Если Пинкер быстро объявляет Америку 1960-х годов децивилизованной, то он странно не желает делать то же самое с примером, вдохновившим его на эту концепцию: нацистской Германии. Действительно, Пинкер склонен преуменьшать то, что болезненно очевидно для историков ХХ века и является причиной пожизненных мучений самого Элиаса, - последствия процесса цивилизации для нашего понимания государственного насилия, в том числе и того, которое совершали нацисты в 1933-1945 гг. Элиас занимался этим "немецким вопросом" на протяжении всей своей карьеры; позже, уже в зрелом возрасте, он говорил, что написать "Цивилизационный процесс" его побудило желание лучше понять подъем нацизма, первые эксцессы которого он наблюдал вблизи, будучи молодым ученым Франкфуртского университета. Самые окончательные высказывания Элиаса на эту тему содержатся в сборнике эссе "Немцы", опубликованном в 1989 году, незадолго до его смерти. В этих работах Элиас позиционировал нацизм и Холокост как "регресс" или "реварваризацию" немецкого общества - то, что более поздние комментаторы понимали как своего рода "децивилизационный рывок" (Schub по-немецки) или обратный ход. Элиас утверждал, что нацизм затронул глубокую и специфически немецкую ностальгию по satisfaktionsfähigkeit - аристократическому кодексу чести XVIII века, в котором оскорбление требовало удовлетворения на дуэли. Это широко распространенное мнение о том, что воспринимаемое оскорбление требует жестокого (пусть и ритуализированного) ответа, сделало поражение в Первой мировой войне и порабощение, подразумеваемое демилитаризацией, остро болезненными. Фрайкорпы, частные крайне правые военизированные формирования, появившиеся после поражения в 1918 г., стали олицетворением этой тенденции, которую нацисты затем расширили и расифицировали. В этих условиях сдерживание , прививавшееся веками, быстро распалось, продемонстрировав тревожную "уязвимость цивилизации".

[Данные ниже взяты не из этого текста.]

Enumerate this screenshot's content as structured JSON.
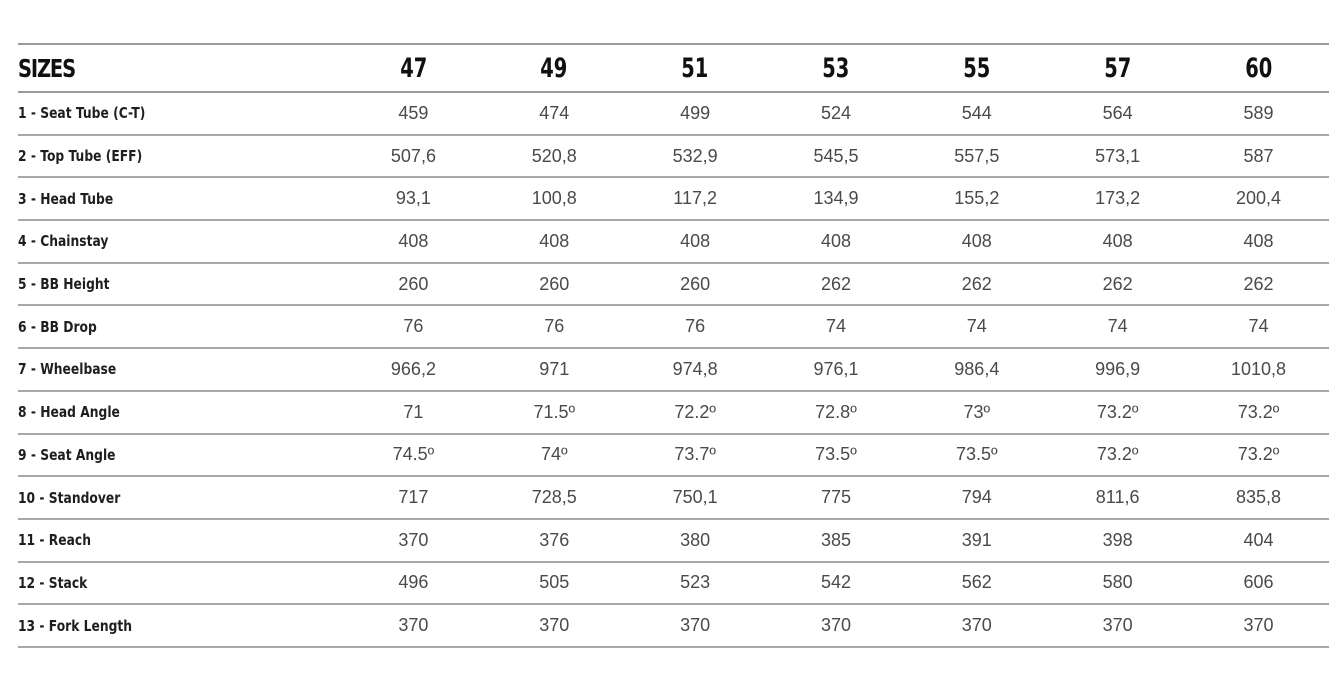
{
  "table": {
    "header_label": "SIZES",
    "sizes": [
      "47",
      "49",
      "51",
      "53",
      "55",
      "57",
      "60"
    ],
    "rows": [
      {
        "label": "1 - Seat Tube (C-T)",
        "values": [
          "459",
          "474",
          "499",
          "524",
          "544",
          "564",
          "589"
        ]
      },
      {
        "label": "2 - Top Tube (EFF)",
        "values": [
          "507,6",
          "520,8",
          "532,9",
          "545,5",
          "557,5",
          "573,1",
          "587"
        ]
      },
      {
        "label": "3 - Head Tube",
        "values": [
          "93,1",
          "100,8",
          "117,2",
          "134,9",
          "155,2",
          "173,2",
          "200,4"
        ]
      },
      {
        "label": "4 - Chainstay",
        "values": [
          "408",
          "408",
          "408",
          "408",
          "408",
          "408",
          "408"
        ]
      },
      {
        "label": "5 - BB Height",
        "values": [
          "260",
          "260",
          "260",
          "262",
          "262",
          "262",
          "262"
        ]
      },
      {
        "label": "6 - BB Drop",
        "values": [
          "76",
          "76",
          "76",
          "74",
          "74",
          "74",
          "74"
        ]
      },
      {
        "label": "7 - Wheelbase",
        "values": [
          "966,2",
          "971",
          "974,8",
          "976,1",
          "986,4",
          "996,9",
          "1010,8"
        ]
      },
      {
        "label": "8 - Head Angle",
        "values": [
          "71",
          "71.5º",
          "72.2º",
          "72.8º",
          "73º",
          "73.2º",
          "73.2º"
        ]
      },
      {
        "label": "9 - Seat Angle",
        "values": [
          "74.5º",
          "74º",
          "73.7º",
          "73.5º",
          "73.5º",
          "73.2º",
          "73.2º"
        ]
      },
      {
        "label": "10 - Standover",
        "values": [
          "717",
          "728,5",
          "750,1",
          "775",
          "794",
          "811,6",
          "835,8"
        ]
      },
      {
        "label": "11 - Reach",
        "values": [
          "370",
          "376",
          "380",
          "385",
          "391",
          "398",
          "404"
        ]
      },
      {
        "label": "12 - Stack",
        "values": [
          "496",
          "505",
          "523",
          "542",
          "562",
          "580",
          "606"
        ]
      },
      {
        "label": "13 - Fork Length",
        "values": [
          "370",
          "370",
          "370",
          "370",
          "370",
          "370",
          "370"
        ]
      }
    ]
  }
}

Хотя с объяснениями, которые Элиас излагает в "Немцах", есть проблемы - если многовековой психологический габитус может быть свергнут так быстро, то насколько реальным он был изначально? - его теоретизирование, по крайней мере, признает необходимость попытаться объяснить катастрофу нацизма через механизмы, описанные в самом "Цивилизационном процессе". Ведь в этой работе предполагалось продемонстрировать всеобъемлющий процесс умиротворения, основанный на общем овладении психологическими влечениями и применимый как к отдельным людям, так и к обществам в целом. Катаклизмическая война и геноцид в самом сердце цивилизованной Европы поставили все это под сомнение. С другой стороны, Пинкер рассматривает процесс цивилизации так, как будто он должен был применяться только к уровню убийств, т.е. к тому виду насилия, который, как кажется, ретроспективно подтверждает эту теорию. Как и в других исследованиях истории убийств, использующих цивилизационный процесс Элиаса в качестве объяснения, в "Лучших ангелах" Пинкеру приходится отделять эти "убийства один на один", совершенные в пределах национального государства, от геноцидов (часто совершаемых национальным государством в отношении "других" и потому невидимых в статистике преступности), чтобы доказать предполагаемое снижение уровня насилия. На этом основании Пинкер полагает, что, возможно, Элиасу не стоило беспокоиться об аргументах, предложенных им в "Немцах", поскольку "в Германии в годы нацизма тенденция к снижению числа убийств, совершенных один на один, сохранялась". По этой логике цивилизационный процесс шел, как стрела времени, через политическое насилие 1930-х годов, через Вторую мировую войну, через Холокост. Его сбили с курса не груды трупов в Европе, а хиппи с их дурными манерами. Об этом говорят цифры.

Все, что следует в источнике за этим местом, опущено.